You won’t have any water to flush away what you need to because of the blockage or the total absence of air pressure. So the water in your toilet tank does not stay where it’s supposed to and instead keeps flowing down the pipe.

If the toilet tank does not refill, that usually indicates a clogged vent.

3. Horrible Smell

You’ll get a toxic gas smell that you usually smell from sewer lines caused by the sewer gasses like ammonia and hydrogen sulfide. This, in the end, smells like rotten eggs.

Methane is also a considerable element of sewer gas. It is colorless and odorless. Inhaling it can cause nausea, headache, and dizziness. In addition, the drop in the air pressure of the vent can dry out the drain pipes therefore, the P-traps of your plumbing dries out.

P-traps are designed at a 90-degree angle that holds a small amount of water that prevents sewer gasses from passing through the pipes. If the P-trap doesn’t get any water, it cannot create a barrier that holds the smell, resulting in the harmful gasses passing up the pipes. 

4. Makes a Gurgling Sound

Your drains will make a sound like gurgling or like gulping while going down. Due to the restriction of air in the vent caused by the clog, the air needs time to restore the vacancy left by the water passed. That delay is what makes the gurgling sounds.

How to Clear a Clogged Plumbing Vent

Here are a few ways you can try clearing a clogged plumbing vent without professional help.

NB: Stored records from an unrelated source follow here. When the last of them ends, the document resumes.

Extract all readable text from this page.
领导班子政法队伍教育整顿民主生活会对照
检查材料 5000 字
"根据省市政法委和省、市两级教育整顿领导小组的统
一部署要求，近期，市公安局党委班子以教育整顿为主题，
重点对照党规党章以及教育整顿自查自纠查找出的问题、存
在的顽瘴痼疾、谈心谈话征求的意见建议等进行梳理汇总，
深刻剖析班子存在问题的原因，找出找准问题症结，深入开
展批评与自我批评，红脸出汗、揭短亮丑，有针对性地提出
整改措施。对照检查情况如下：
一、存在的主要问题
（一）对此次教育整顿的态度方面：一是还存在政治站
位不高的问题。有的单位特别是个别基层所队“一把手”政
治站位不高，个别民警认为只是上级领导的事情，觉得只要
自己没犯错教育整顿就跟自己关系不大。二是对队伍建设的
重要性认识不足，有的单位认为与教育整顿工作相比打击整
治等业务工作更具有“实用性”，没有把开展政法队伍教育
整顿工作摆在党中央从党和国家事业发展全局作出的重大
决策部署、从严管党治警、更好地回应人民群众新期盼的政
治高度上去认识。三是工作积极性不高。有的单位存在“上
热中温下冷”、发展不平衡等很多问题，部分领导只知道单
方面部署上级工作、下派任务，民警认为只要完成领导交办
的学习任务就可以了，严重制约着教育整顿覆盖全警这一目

  • Clear the opening; since the start of the vent is mainly on the roof, different leaves, dust and debris might be blocking the opening.
  • Have someone flush down the toilet while keeping your hand at the vent. If you don’t feel any pressure pulling your hand, the vent is blocked further down.
  • Try pouring hot water through the vent during winter as the vents get frozen.
  • Take a water hose, insert it inside the vent, and turn on the water; thus, the force of the water will clear the obstruction.
  • Use an auger (a drill) 10-20 feet long to clear the more stubborn clog.
  •  Use a drain snake.
  • After trying the above steps, have someone flush down the toilet again and check for the suction in the vent with your hand. 

Final Words

Even after trying all the given methods, you should call a professional plumber to help you clear out the clog. A clogged plumbing vent is quite hazardous to your health and your family’s too.

You don’t want to get hospitalized due to toxic gas or suffer water backups in your homes. Before it’s too late, pay attention to the maintenance of your plumbing or seek help from professional plumbing services.